Two thousand one: A Space Odyssey (film)
"2001: A Space Odyssey" is a landmark science fiction film directed by Stanley Kubrick, co-created with author Arthur C. Clarke. Originally titled "Journey Beyond the Stars," the film's screenplay draws from Clarke's short story "The Sentinel," which features astronauts discovering an ancient pyramidal monolith on the moon. The narrative begins with proto-humans encountering a black monolith that catalyzes their evolution, ultimately leading to humanity's spacefaring era. As the story unfolds, astronauts are sent to investigate a second monolith that emits a mysterious signal towards Jupiter. The film explores themes of evolution, technology, and human existence, highlighted by the conflict with the sentient computer HAL, which jeopardizes the mission. Visually stunning and thematically rich, "2001: A Space Odyssey" is notable for its minimal dialogue and emphasis on visual storytelling, revolutionizing the science fiction genre. Its ambiguous ending invites analysis and interpretation, contributing to the film's enduring legacy and influence in cinema. A sequel, "2010," based on Clarke's subsequent novel, was released in 1984, though it did not achieve the same iconic status.

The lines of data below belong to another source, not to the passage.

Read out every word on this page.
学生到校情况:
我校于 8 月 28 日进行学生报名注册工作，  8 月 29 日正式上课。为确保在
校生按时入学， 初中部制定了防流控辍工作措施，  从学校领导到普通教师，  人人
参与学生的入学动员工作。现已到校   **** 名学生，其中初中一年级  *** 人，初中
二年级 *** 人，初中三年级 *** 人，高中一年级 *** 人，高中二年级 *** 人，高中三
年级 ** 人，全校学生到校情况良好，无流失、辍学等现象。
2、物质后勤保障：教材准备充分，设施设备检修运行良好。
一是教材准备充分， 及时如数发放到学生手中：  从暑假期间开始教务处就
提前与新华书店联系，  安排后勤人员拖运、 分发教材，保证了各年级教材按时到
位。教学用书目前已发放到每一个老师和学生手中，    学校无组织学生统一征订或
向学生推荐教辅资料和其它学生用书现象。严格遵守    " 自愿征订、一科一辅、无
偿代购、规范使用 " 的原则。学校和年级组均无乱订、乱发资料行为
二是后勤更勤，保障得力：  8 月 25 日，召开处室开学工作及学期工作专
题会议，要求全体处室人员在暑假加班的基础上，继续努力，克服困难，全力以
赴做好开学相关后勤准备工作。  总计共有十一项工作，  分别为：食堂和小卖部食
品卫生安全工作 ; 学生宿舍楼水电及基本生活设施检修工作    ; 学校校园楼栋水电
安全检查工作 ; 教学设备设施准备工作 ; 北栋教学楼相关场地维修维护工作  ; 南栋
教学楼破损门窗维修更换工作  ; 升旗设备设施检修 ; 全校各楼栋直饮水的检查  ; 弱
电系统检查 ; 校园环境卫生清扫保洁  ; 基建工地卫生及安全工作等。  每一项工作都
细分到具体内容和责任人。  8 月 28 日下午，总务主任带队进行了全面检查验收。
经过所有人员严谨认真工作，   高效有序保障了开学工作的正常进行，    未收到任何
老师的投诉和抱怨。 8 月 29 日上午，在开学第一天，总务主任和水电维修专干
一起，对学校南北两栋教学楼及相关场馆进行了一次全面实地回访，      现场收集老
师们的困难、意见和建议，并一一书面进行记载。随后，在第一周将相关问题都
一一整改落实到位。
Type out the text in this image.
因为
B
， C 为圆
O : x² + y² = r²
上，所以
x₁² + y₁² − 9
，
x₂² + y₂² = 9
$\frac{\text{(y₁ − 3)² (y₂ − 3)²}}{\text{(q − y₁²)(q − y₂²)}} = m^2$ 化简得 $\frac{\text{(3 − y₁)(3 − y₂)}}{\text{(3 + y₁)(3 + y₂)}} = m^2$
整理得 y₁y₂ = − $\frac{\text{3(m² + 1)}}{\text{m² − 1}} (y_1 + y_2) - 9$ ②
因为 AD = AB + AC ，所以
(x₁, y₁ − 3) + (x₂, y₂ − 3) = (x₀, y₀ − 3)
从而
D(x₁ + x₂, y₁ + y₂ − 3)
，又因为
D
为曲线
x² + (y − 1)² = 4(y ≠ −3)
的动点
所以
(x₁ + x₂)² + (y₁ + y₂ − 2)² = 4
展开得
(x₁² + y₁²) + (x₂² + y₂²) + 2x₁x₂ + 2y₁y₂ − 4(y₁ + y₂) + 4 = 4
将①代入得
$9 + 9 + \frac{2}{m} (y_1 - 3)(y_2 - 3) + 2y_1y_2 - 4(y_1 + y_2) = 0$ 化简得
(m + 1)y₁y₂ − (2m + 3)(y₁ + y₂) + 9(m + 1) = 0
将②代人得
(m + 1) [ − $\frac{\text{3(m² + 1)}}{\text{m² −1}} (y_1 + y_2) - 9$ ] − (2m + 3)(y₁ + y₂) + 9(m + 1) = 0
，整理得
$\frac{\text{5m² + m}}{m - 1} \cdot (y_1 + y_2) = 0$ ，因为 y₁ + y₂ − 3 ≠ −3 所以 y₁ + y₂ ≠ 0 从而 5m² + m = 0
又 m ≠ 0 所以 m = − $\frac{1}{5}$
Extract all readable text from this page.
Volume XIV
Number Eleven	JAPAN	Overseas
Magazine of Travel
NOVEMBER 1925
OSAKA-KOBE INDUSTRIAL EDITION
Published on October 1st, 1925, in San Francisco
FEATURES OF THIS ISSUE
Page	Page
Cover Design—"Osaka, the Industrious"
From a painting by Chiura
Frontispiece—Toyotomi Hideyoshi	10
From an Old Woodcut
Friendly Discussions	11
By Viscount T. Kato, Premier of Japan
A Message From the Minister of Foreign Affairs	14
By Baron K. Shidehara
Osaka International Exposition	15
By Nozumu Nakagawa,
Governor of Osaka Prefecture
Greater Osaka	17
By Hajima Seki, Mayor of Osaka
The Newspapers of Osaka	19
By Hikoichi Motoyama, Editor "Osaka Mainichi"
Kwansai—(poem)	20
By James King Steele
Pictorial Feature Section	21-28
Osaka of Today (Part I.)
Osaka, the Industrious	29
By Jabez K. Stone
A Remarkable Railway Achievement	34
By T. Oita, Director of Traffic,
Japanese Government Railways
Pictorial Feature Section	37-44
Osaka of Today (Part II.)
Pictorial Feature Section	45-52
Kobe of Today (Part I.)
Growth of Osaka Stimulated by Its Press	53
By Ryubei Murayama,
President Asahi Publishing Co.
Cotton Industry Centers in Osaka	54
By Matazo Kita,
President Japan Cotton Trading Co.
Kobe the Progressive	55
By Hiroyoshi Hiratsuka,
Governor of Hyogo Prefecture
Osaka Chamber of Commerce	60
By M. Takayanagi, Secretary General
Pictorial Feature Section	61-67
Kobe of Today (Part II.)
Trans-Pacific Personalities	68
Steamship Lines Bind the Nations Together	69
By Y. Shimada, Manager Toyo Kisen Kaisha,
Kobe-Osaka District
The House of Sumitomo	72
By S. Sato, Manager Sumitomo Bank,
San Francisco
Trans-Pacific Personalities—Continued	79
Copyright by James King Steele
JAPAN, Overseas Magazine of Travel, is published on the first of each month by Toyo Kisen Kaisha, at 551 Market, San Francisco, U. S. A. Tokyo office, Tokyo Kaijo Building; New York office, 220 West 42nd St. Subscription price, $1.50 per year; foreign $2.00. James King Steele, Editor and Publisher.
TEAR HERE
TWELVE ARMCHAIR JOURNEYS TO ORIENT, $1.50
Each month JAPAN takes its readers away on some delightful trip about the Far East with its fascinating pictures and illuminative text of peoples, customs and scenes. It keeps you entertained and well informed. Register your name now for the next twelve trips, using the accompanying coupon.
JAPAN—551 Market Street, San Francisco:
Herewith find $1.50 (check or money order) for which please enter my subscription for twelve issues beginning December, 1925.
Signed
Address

Two thousand one: A Space Odyssey (film)
Released 1968
Director Stanley Kubrick
A stunning cinematic marvel. This science-fiction film revolutionized special effects in terms of scale and realism and proved highly provocative in its suggestion of extraterrestrial intervention in human evolution.
Key Figures
Stanley Kubrick (1928-1999), film director
The Work
Originally titled Journey Beyond the Stars, 2001: A Space Odyssey evolved over several years of close collaboration between director Stanley Kubrick and the English science-fiction writer Arthur C. Clarke. The screenplay was based on Clarke’s story “The Sentinel,” in which astronauts on a roving mission to extract mineral samples from the mountains of the moon discover a pyramidal structure left by space travelers eons before, presumably as a kind of cosmic signpost for those terrestrial creatures who might evolve sufficiently to be able to journey to the moon and find it.
In 2001: A Space Odyssey, the first such signpost is a black monolith, a slender slab of smooth marble, which proto-human apes discover in their desert habitat. Touching the slab creates the spark of realization that leads to the use of tools and in an unsettling preview of human history weapons. The man-ape who touches the slab understands that the bone in his hand is useful not only for obtaining food but also for dominating other apes. In a famous scene, a triumphant man-ape tosses his bone-weapon into the air, and the bone’s trajectory dissolves into the orbit of a twenty-first century manmade spacecraft high above the earth, transporting the audience instantaneously and dramatically to the age of human space travel.
The rest of the film follows the astronauts on their quest for the meaning of the mysterious second signpost an identical black monolith discovered on the moon in the year 2001. The astronauts’ attempt to retrace the monolith’s signal (the sudden and brief emission of a beam of energy aimed at one of the moons of Jupiter) is endangered by the on-board computer HAL, who runs chillingly amok. The one surviving astronaut, Dave Bowman (Keir Dullea), manages to disconnect HAL and pilots a single pod of the spacecraft toward the presumed destination, a black monolith aligned mysteriously with Jupiter and its moons. What follows is a tour of the universe a dynamic visual roller coaster that careens past awesome galactic and planetary systems. At the end of the journey, the astronaut faces not the extraterrestrials who left the signposts that guided him there but himself in the imploded present, past, and future. He is simultaneously young, old, dying, and in the dramatic final scene cosmically reborn as a star-child.
Impact
With 2001: A Space Odyssey, the genre of science-fiction films came of age. The film achieved a level of unity of theme and visual effect that had never before been reached. The videotape, or “flat,” version of the film is a pale derivative of the visual and aural experience created by Super Panavision projection and its accompanying stereo technology. 2001: A Space Odyssey is strikingly original for a science-fiction film of the 1960’s in that, among other things, it does not feature monstrous aliens or the effects of radiation and lacks romance or sex. Implicit in the film’s execution minimal dialog and strong visuals is the idea that ultimate reality would be experienced nonverbally, that is, primarily through the sense of sight. The enigmatic ending, the result of many revisions and rather too patly explained in the novel published after release of the film, is perhaps the most superb example of the film’s evocative power.
Related Work
A film based on Arthur C. Clarke’s sequel, 2010, was released in 1984, with Roy Scheider in the starring role. Critics praised the film’s ambition, but as Robert Corliss of Time magazine quipped, the film was an “amiable footnote” to Kubrick’s classic.
Additional Information
The fascinating story of the making of the four-year, $11 million film and its critical and popular reception is told in Jerome Agel’s The Making of Kubrick’s 2001, published in 1970.